In the moments before a neurosurgical procedure, a scenario familiar to every pediatric physician often unfolds: the child refuses to cooperate. Frightened, withdrawn, uncomprehending, or simply unresponsive, the young patient poses a significant clinical challenge. According to data collected during the project, up to two-thirds of children arriving for pre-operative neurosurgical assessments struggle to engage with the examining physician even when a parent is present and offering encouragement.
The reasons are well documented: anxiety in an unfamiliar medical environment, fear of strangers, shyness, and at times language barriers. For the neurosurgeon, this creates a dual challenge: establishing rapport with the child is difficult, and even when contact is achieved, there is a lack of precise, quantitative tools to produce a comprehensive neurological picture. To date, no structured instruments have been available in hospitals or public health services to address these limitations.

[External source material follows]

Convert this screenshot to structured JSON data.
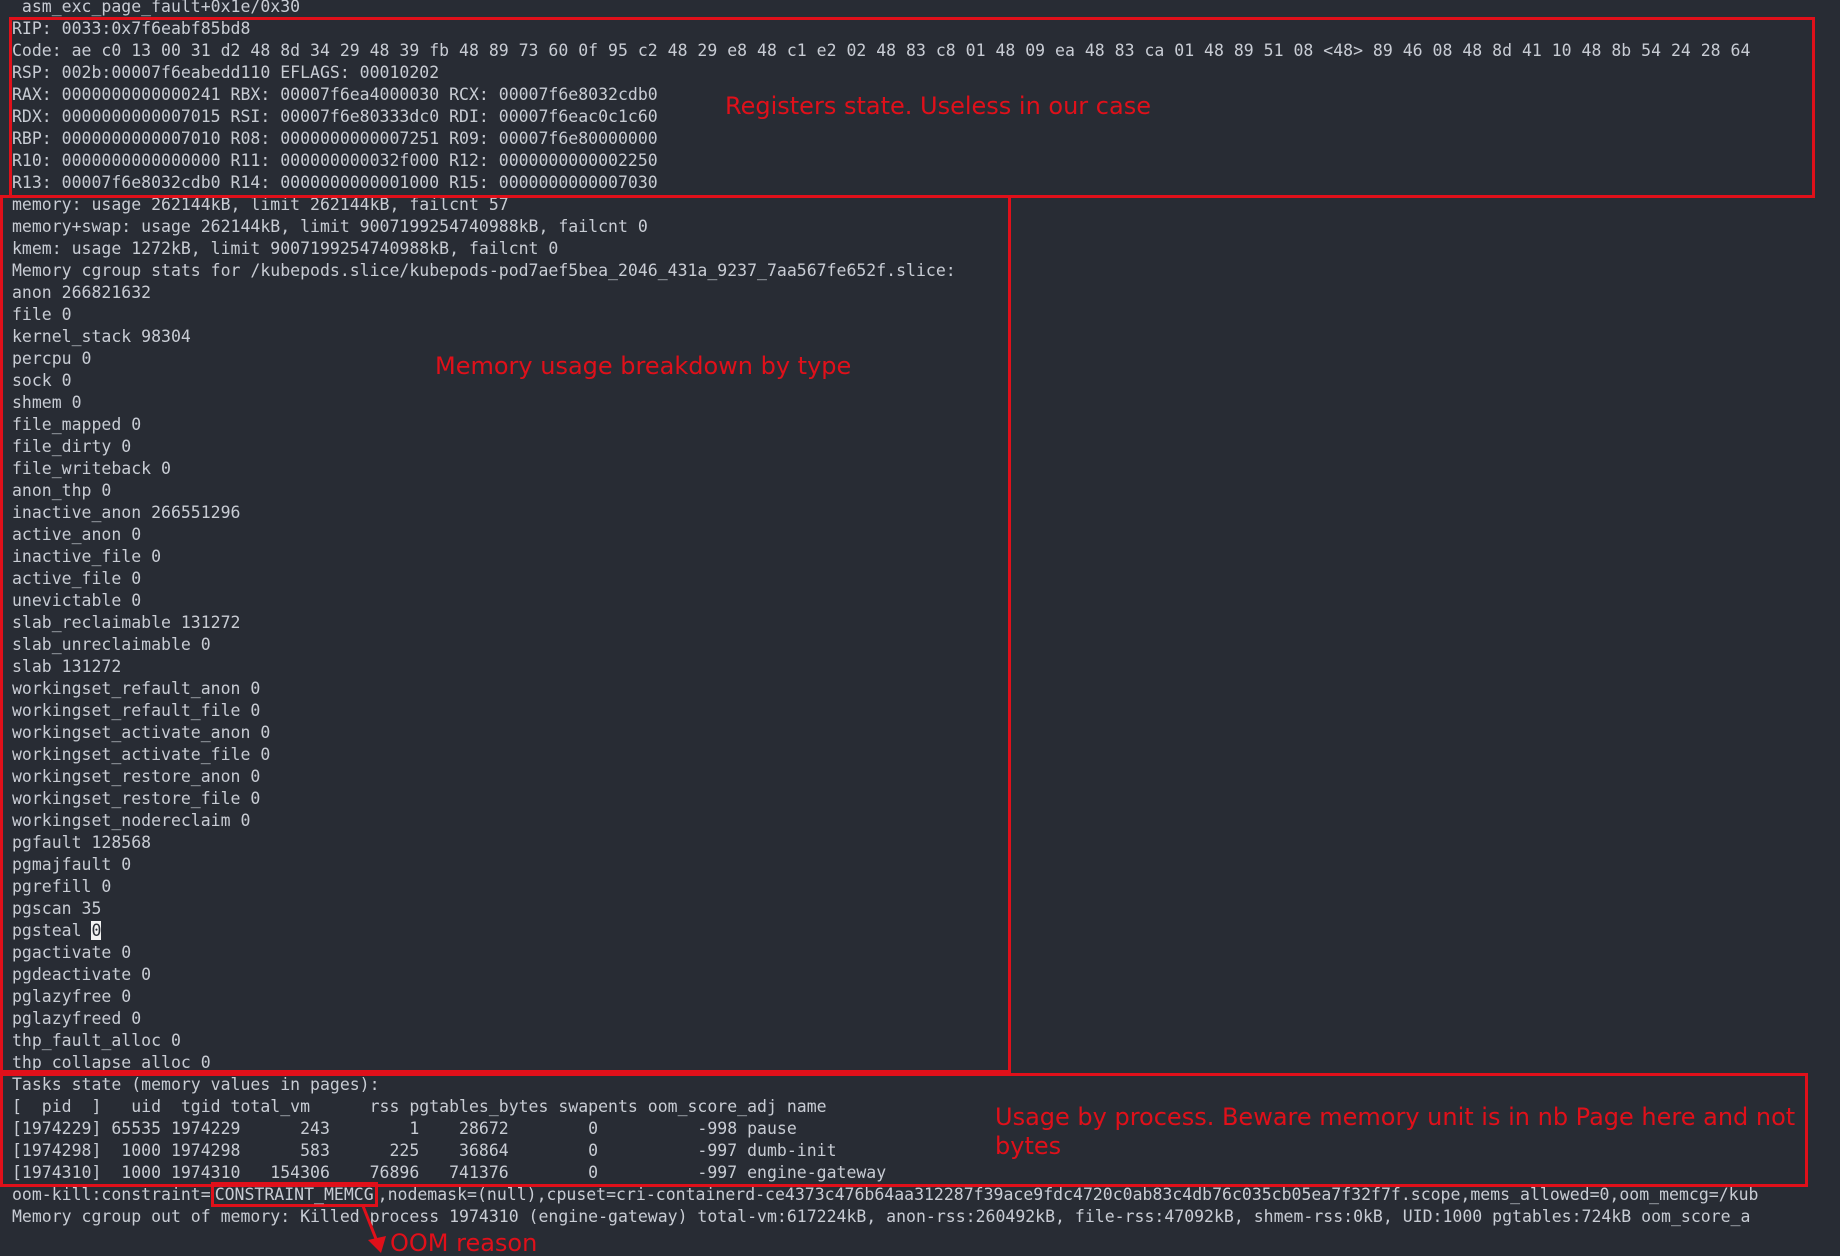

It was into this gap that Ilona Lev stepped in, an industrial designer and lecturer in HIT’s Faculty of Design, with extensive expertise in medical device development and a portfolio of projects in Israel and abroad serving leading global medical companies. Within the framework of the Faculty’s Design Clinic course, Lev led a two-and-a-half-year project developed in full collaboration with Dr. Ido Ben Tzvi, a specialist neurosurgeon and Medical Director of the Innovation Center at Schneider.
The core concept driving the development was straightforward: if the child won’t come to the doctor, the game will come to the child. The system is designed to capture the child’s attention organically and spontaneously, allowing the physician to focus entirely on the examination itself — without expending resources on building trust or managing anxiety.

“This is precisely the power of Design Clinic,” says Ilona Lev. “It brings together students with creative, lateral thinking and a genuine medical need — and produces a solution that neither side could have reached alone.”
The system comprises three play-based tools, each assessing one of three core neurological domains as defined by Dr. Ben Tzvi:
Eye movement — visual tracking of a moving object
Gross motor strength — assessment of strength in the arms and legs
Coordination — response to a moving object in space, activated by finger touch
Results are recorded in real time via a dedicated application and transmitted to the neurosurgeon as quantitative data — not subjective impressions, but precise, reliable measurements that can directly inform clinical decision-making.
The Design Clinic team included students Hava Shmuelov, Shahar Greenboim, Uri David, Maayan Yarkoni, and Ella Kotler, under the mentorship of Ilona Lev. Medical expertise and clinical direction were provided throughout by Dr. Ben Tzvi, who was a full partner at every stage — as initiator, professional lead, and bridge between the world of design and the realities of clinical practice.

Design Clinic is a distinctive academic platform of HIT’s Faculty of Design, conceived to connect academic learning with real-world needs. Companies, organizations, and communities bring open-ended challenges; students work on them as they would in a professional studio — with experienced faculty guidance and full partnership with the commissioning body.